Jesus, why are we digging this old hole up again?

it took them 2 years to do this? really? where they sleeping? where the hell where these guys when I CARED about the Sony hack, and to top it off, they're demanding, what would be a $5 fine to a normal person. -.- bravo ICO, bravo

SkarKrow:
Doesn't Sony deal in billions? Not hundreds of thousands? Because honestly I don't think thats a big deal to them

Well, they do. i guess this fine means noone in the company will have lunch for 1 day.

This sounds like that fine they decided to put on a local supermarket here. they were selling plastic bowls that, when heated, woudl release poisonous gas. and heating wasnt needed to be high, 50C and your good. warm food would do the trick. so they fined the company, and again, and again. they paid 3 fines, sold the bowls off at a "Discount" and in court that followed said that its cheaper for them to pay the 3 fines AND court fines than to not sell them. so they sold them anyway.
and this is why we need fines to be based on % of comanies revenue.

SonicWaffle:

OT: Why only the UK? Were we the only ones who got hacked? That seems unlikely...

Because UK was the only one to be smart enough to realize the real situation?

Xannidel:
I am just curious as to why it took them almost 2 years to come up with this fine, what was stopping them from doing this earlier?

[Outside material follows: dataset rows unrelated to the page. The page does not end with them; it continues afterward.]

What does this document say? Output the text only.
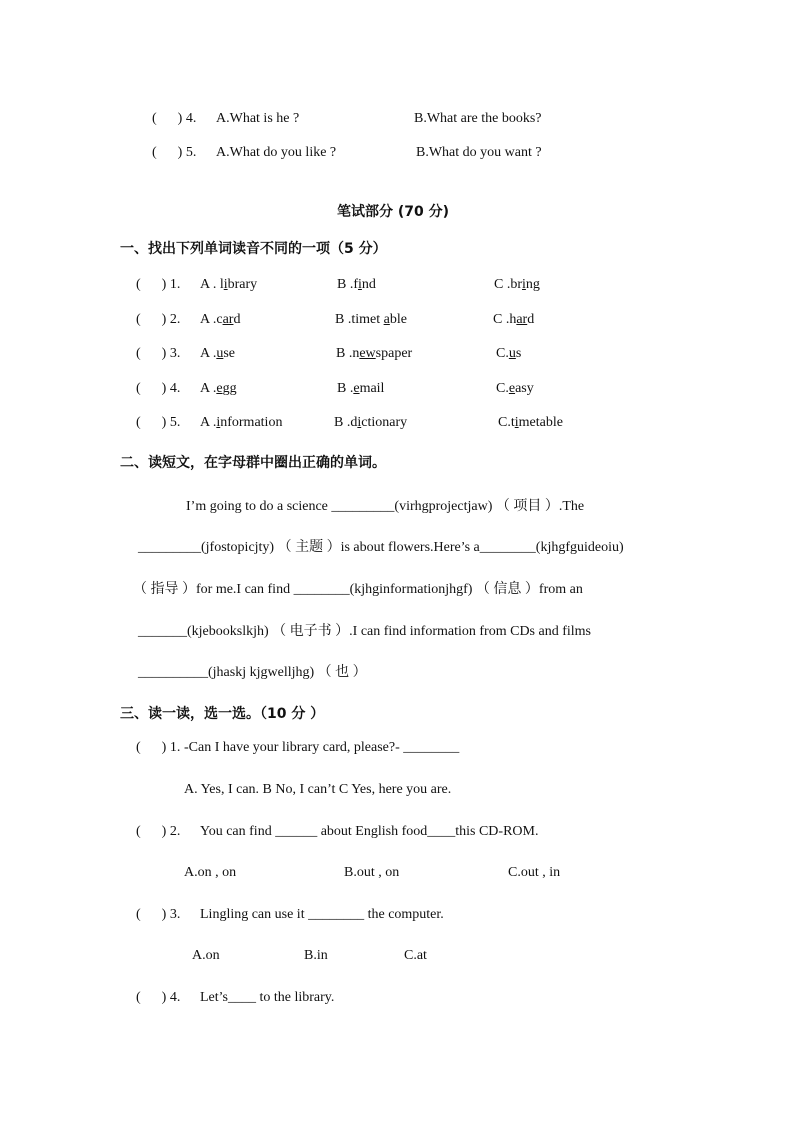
(      ) 4. A.What is he ?	B.What are the books?
(      ) 5. A.What do you like ?	B.What do you want ?
笔试部分 (70 分)
一、找出下列单词读音不同的一项（5 分）
(      ) 1. A . library	B .find	C .bring
(      ) 2. A .card	B .timet able	C .hard
(      ) 3. A .use	B .newspaper	C.us
(      ) 4. A .egg	B .email	C.easy
(      ) 5. A .information	B .dictionary	C.timetable
二、读短文，在字母群中圈出正确的单词。
I’m going to do a science _________(virhgprojectjaw) （ 项目 ）.The
_________(jfostopicjty) （ 主题 ）is about flowers.Here’s a________(kjhgfguideoiu)
（ 指导 ）for me.I can find ________(kjhginformationjhgf) （ 信息 ）from an
_______(kjebookslkjh) （ 电子书 ）.I can find information from CDs and films
__________(jhaskj kjgwelljhg) （ 也 ）
三、读一读，选一选。（10 分 ）
(      ) 1. -Can I have your library card, please?- ________
A. Yes, I can. B No, I can’t C Yes, here you are.
(      ) 2. You can find ______ about English food____this CD-ROM.
A.on , on	B.out , on	C.out , in
(      ) 3. Lingling can use it ________ the computer.
A.on	B.in	C.at
(      ) 4. Let’s____ to the library.
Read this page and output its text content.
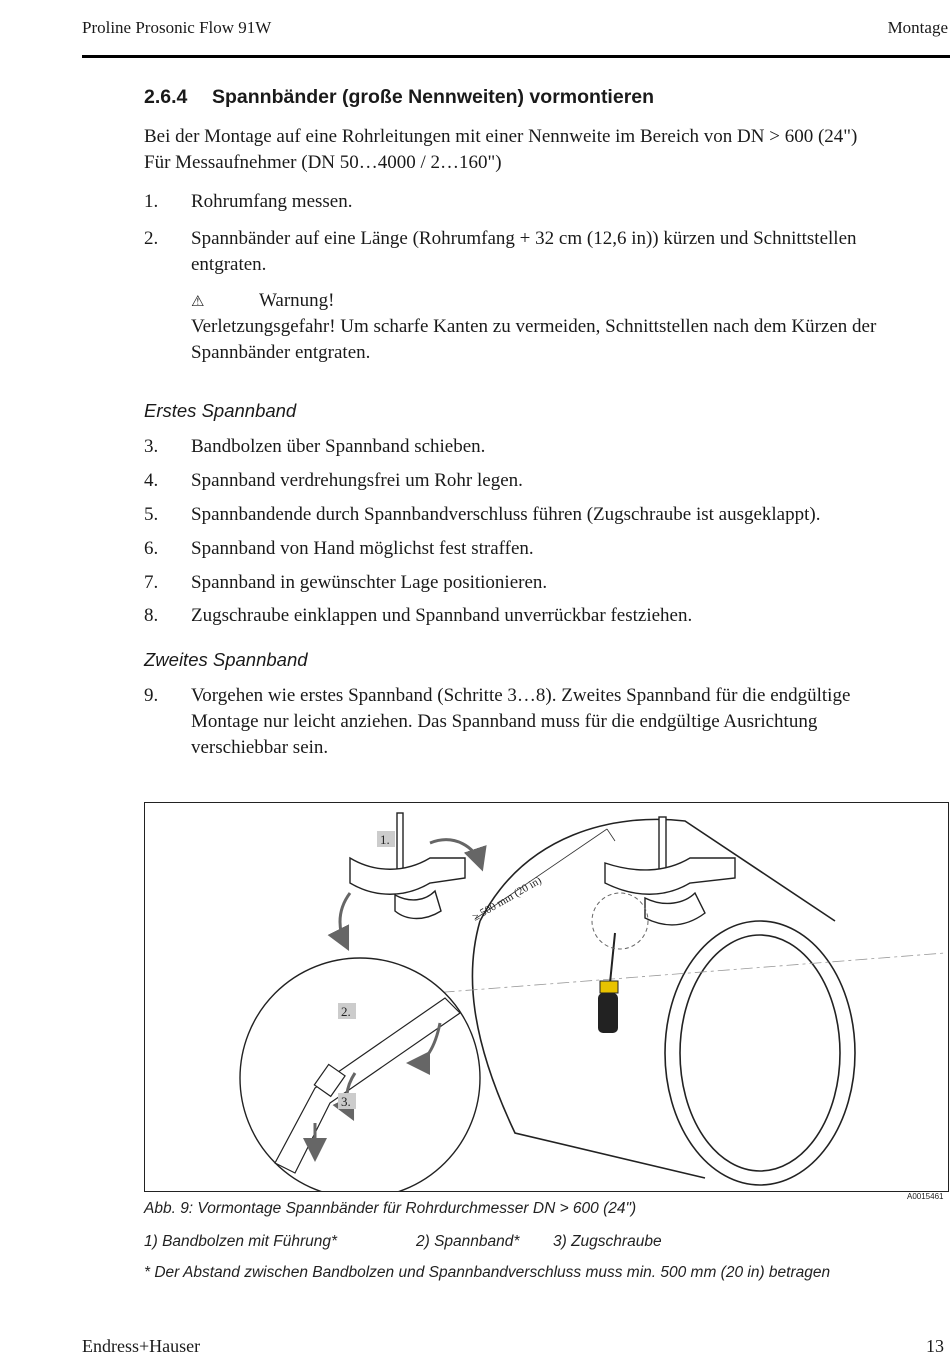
Proline Prosonic Flow 91W	Montage
2.6.4 Spannbänder (große Nennweiten) vormontieren
Bei der Montage auf eine Rohrleitungen mit einer Nennweite im Bereich von DN > 600 (24")
Für Messaufnehmer (DN 50…4000 / 2…160")
1. Rohrumfang messen.
2. Spannbänder auf eine Länge (Rohrumfang + 32 cm (12,6 in)) kürzen und Schnittstellen
entgraten.
⚠	Warnung!
Verletzungsgefahr! Um scharfe Kanten zu vermeiden, Schnittstellen nach dem Kürzen der
Spannbänder entgraten.
Erstes Spannband
3. Bandbolzen über Spannband schieben.
4. Spannband verdrehungsfrei um Rohr legen.
5. Spannbandende durch Spannbandverschluss führen (Zugschraube ist ausgeklappt).
6. Spannband von Hand möglichst fest straffen.
7. Spannband in gewünschter Lage positionieren.
8. Zugschraube einklappen und Spannband unverrückbar festziehen.
Zweites Spannband
9. Vorgehen wie erstes Spannband (Schritte 3…8). Zweites Spannband für die endgültige
Montage nur leicht anziehen. Das Spannband muss für die endgültige Ausrichtung
verschiebbar sein.
≥ 500 mm (20 in)
1.
2.
3.
A0015461
Abb. 9: Vormontage Spannbänder für Rohrdurchmesser DN > 600 (24")
1) Bandbolzen mit Führung*	2) Spannband* 3) Zugschraube
* Der Abstand zwischen Bandbolzen und Spannbandverschluss muss min. 500 mm (20 in) betragen
Endress+Hauser	13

bureaucracy is enormous in modern world. As a person who work for government i cna say sometimes you wait for over a month to get a copy of some document....

sony's argument seems to be that something to the effect that even though somebody stole your stuff, the fact that they haven't done anything with it makes the rest of the case somehow less valid

i think they're running out of material

Strazdas:

SkarKrow:
Doesn't Sony deal in billions? Not hundreds of thousands? Because honestly I don't think thats a big deal to them

Well, they do. i guess this fine means noone in the company will have lunch for 1 day.

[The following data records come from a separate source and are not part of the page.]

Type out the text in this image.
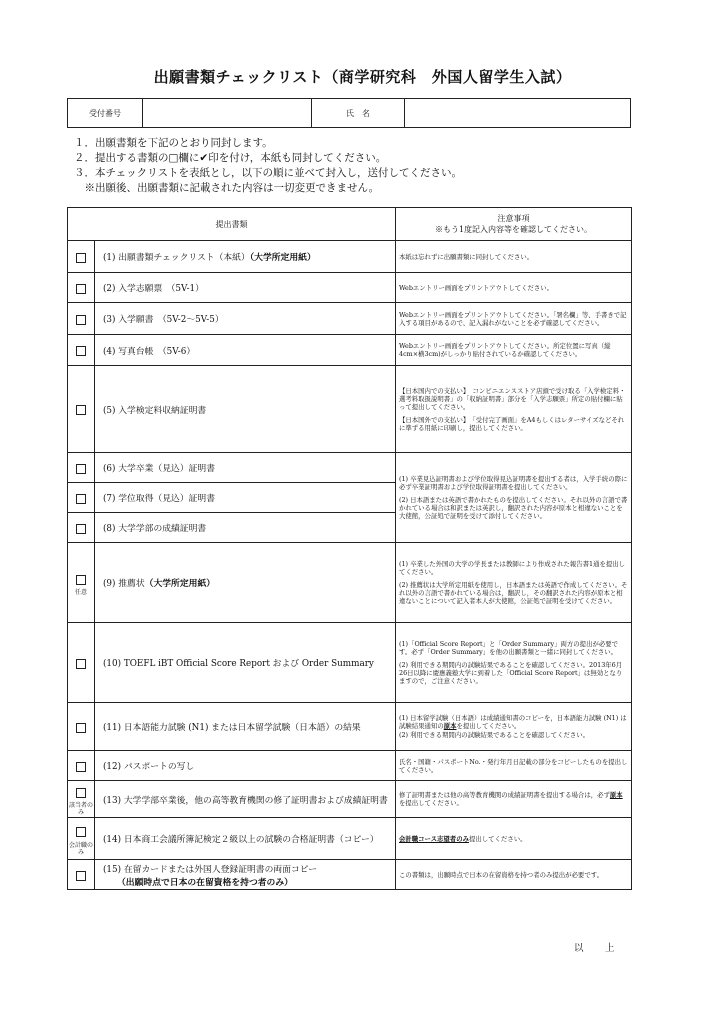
出願書類チェックリスト（商学研究科　外国人留学生入試）
受付番号		氏　名	
１．出願書類を下記のとおり同封します。
２．提出する書類の□欄に✔印を付け，本紙も同封してください。
３．本チェックリストを表紙とし，以下の順に並べて封入し，送付してください。
　※出願後、出願書類に記載された内容は一切変更できません。
提出書類		注意事項
※もう1度記入内容等を確認してください。

	(1) 出願書類チェックリスト（本紙）（大学所定用紙）	本紙は忘れずに出願書類に同封してください。

	(2) 入学志願票　（5V-1）	Webエントリー画面をプリントアウトしてください。

	(3) 入学願書　（5V-2～5V-5）	Webエントリー画面をプリントアウトしてください。「署名欄」等、手書きで記入する項目があるので、記入漏れがないことを必ず確認してください。

	(4) 写真台帳　（5V-6）	Webエントリー画面をプリントアウトしてください。所定位置に写真（縦4cm×横3cm)がしっかり貼付されているか確認してください。

	(5) 入学検定料収納証明書	【日本国内での支払い】　コンビニエンスストア店頭で受け取る「入学検定料・選考料取扱説明書」の「収納証明書」部分を「入学志願票」所定の貼付欄に貼って提出してください。

【日本国外での支払い】　「受付完了画面」をA4もしくはレターサイズなどそれに準ずる用紙に印刷し，提出してください。

	(6) 大学卒業（見込）証明書	(1) 卒業見込証明書および学位取得見込証明書を提出する者は，入学手続の際に必ず卒業証明書および学位取得証明書を提出してください。

(2) 日本語または英語で書かれたものを提出してください。それ以外の言語で書かれている場合は和訳または英訳し，翻訳された内容が原本と相違ないことを大使館，公証処で証明を受けて添付してください。

	(7) 学位取得（見込）証明書	
	(8) 大学学部の成績証明書	

任意	(9) 推薦状（大学所定用紙）	(1) 卒業した外国の大学の学長または教師により作成された報告書1通を提出してください。

(2) 推薦状は大学所定用紙を使用し，日本語または英語で作成してください。それ以外の言語で書かれている場合は，翻訳し，その翻訳された内容が原本と相違ないことについて記入者本人が大使館，公証処で証明を受けてください。

	(10) TOEFL iBT Official Score Report および Order Summary	(1)「Official Score Report」と「Order Summary」両方の提出が必要です。必ず「Order Summary」を他の出願書類と一緒に同封してください。

(2) 利用できる期間内の試験結果であることを確認してください。2013年6月26日以降に慶應義塾大学に到着した「Official Score Report」は無効となりますので，ご注意ください。

	(11) 日本語能力試験 (N1) または日本留学試験（日本語）の結果	(1) 日本留学試験（日本語）は成績通知書のコピーを，日本語能力試験 (N1) は試験結果通知の原本を提出してください。

(2) 利用できる期間内の試験結果であることを確認してください。

	(12) パスポートの写し	氏名・国籍・パスポートNo.・発行年月日記載の部分をコピーしたものを提出してください。

該当者のみ	(13) 大学学部卒業後，他の高等教育機関の修了証明書および成績証明書	修了証明書または他の高等教育機関の成績証明書を提出する場合は，必ず原本を提出してください。

会計職のみ	(14) 日本商工会議所簿記検定２級以上の試験の合格証明書（コピー）	会計職コース志望者のみ提出してください。

	(15) 在留カードまたは外国人登録証明書の両面コピー
（出願時点で日本の在留資格を持つ者のみ）	この書類は，出願時点で日本の在留資格を持つ者のみ提出が必要です。

以　上
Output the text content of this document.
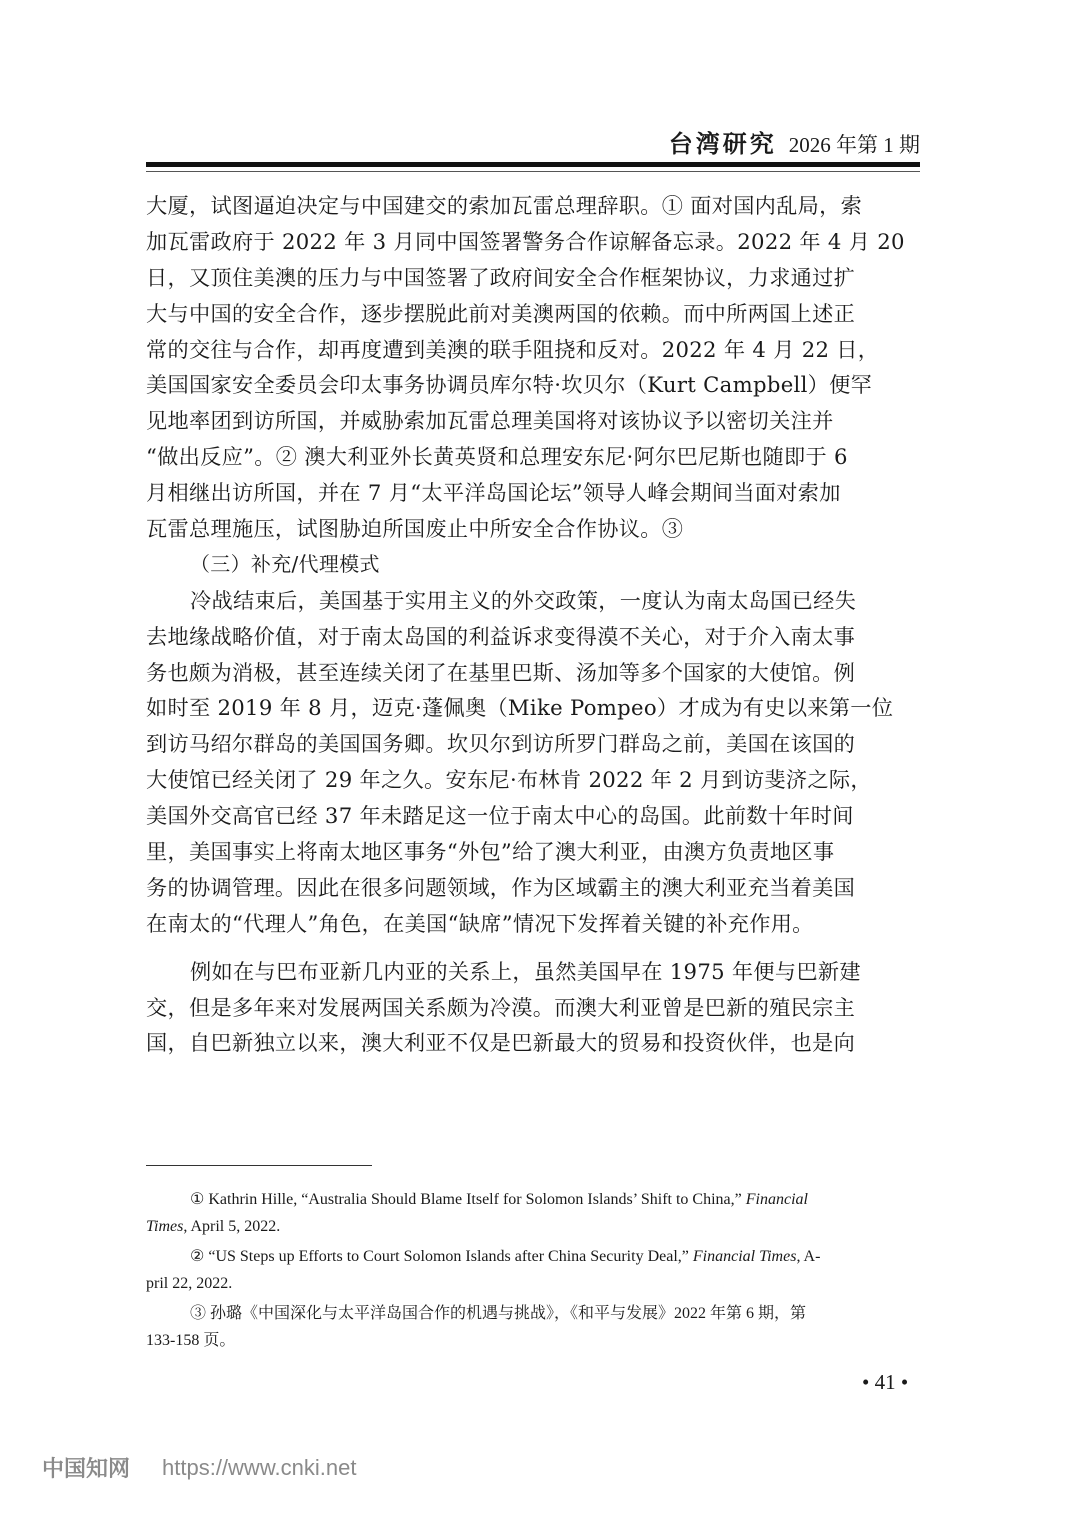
台湾研究 2026 年第 1 期
大厦，试图逼迫决定与中国建交的索加瓦雷总理辞职。① 面对国内乱局，索
加瓦雷政府于 2022 年 3 月同中国签署警务合作谅解备忘录。2022 年 4 月 20
日，又顶住美澳的压力与中国签署了政府间安全合作框架协议，力求通过扩
大与中国的安全合作，逐步摆脱此前对美澳两国的依赖。而中所两国上述正
常的交往与合作，却再度遭到美澳的联手阻挠和反对。2022 年 4 月 22 日，
美国国家安全委员会印太事务协调员库尔特·坎贝尔（Kurt Campbell）便罕
见地率团到访所国，并威胁索加瓦雷总理美国将对该协议予以密切关注并
“做出反应”。② 澳大利亚外长黄英贤和总理安东尼·阿尔巴尼斯也随即于 6
月相继出访所国，并在 7 月“太平洋岛国论坛”领导人峰会期间当面对索加
瓦雷总理施压，试图胁迫所国废止中所安全合作协议。③
（三）补充/代理模式
冷战结束后，美国基于实用主义的外交政策，一度认为南太岛国已经失
去地缘战略价值，对于南太岛国的利益诉求变得漠不关心，对于介入南太事
务也颇为消极，甚至连续关闭了在基里巴斯、汤加等多个国家的大使馆。例
如时至 2019 年 8 月，迈克·蓬佩奥（Mike Pompeo）才成为有史以来第一位
到访马绍尔群岛的美国国务卿。坎贝尔到访所罗门群岛之前，美国在该国的
大使馆已经关闭了 29 年之久。安东尼·布林肯 2022 年 2 月到访斐济之际，
美国外交高官已经 37 年未踏足这一位于南太中心的岛国。此前数十年时间
里，美国事实上将南太地区事务“外包”给了澳大利亚，由澳方负责地区事
务的协调管理。因此在很多问题领域，作为区域霸主的澳大利亚充当着美国
在南太的“代理人”角色，在美国“缺席”情况下发挥着关键的补充作用。
例如在与巴布亚新几内亚的关系上，虽然美国早在 1975 年便与巴新建
交，但是多年来对发展两国关系颇为冷漠。而澳大利亚曾是巴新的殖民宗主
国，自巴新独立以来，澳大利亚不仅是巴新最大的贸易和投资伙伴，也是向
① Kathrin Hille, “Australia Should Blame Itself for Solomon Islands’ Shift to China,” Financial
Times, April 5, 2022.
② “US Steps up Efforts to Court Solomon Islands after China Security Deal,” Financial Times, A-
pril 22, 2022.
③ 孙璐《中国深化与太平洋岛国合作的机遇与挑战》，《和平与发展》2022 年第 6 期，第
133-158 页。
• 41 •
中国知网 https://www.cnki.net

This sounds like that fine they decided to put on a local supermarket here. they were selling plastic bowls that, when heated, woudl release poisonous gas. and heating wasnt needed to be high, 50C and your good. warm food would do the trick. so they fined the company, and again, and again. they paid 3 fines, sold the bowls off at a "Discount" and in court that followed said that its cheaper for them to pay the 3 fines AND court fines than to not sell them. so they sold them anyway.
and this is why we need fines to be based on % of comanies revenue.

SonicWaffle:

OT: Why only the UK? Were we the only ones who got hacked? That seems unlikely...

Because UK was the only one to be smart enough to realize the real situation?

Xannidel:
I am just curious as to why it took them almost 2 years to come up with this fine, what was stopping them from doing this earlier?

bureaucracy is enormous in modern world. As a person who work for government i cna say sometimes you wait for over a month to get a copy of some document....

Yeah I don't think here you could get away with selling poisonous food containers like that, people would end up in prison and the fines would be of the bankrupting variety.
It's pretty shameful to fine them so little though considering they could well have cost the economy more than that in terms of the games and stuff that got delayed because of it, which also will have caused a fair loss in tax revenue.

The UK wasn't the only ones that got hacked, but we have very strict data protection laws here, though most companies will play on your ignorance of them, much like the laws around working hours and minimum wage.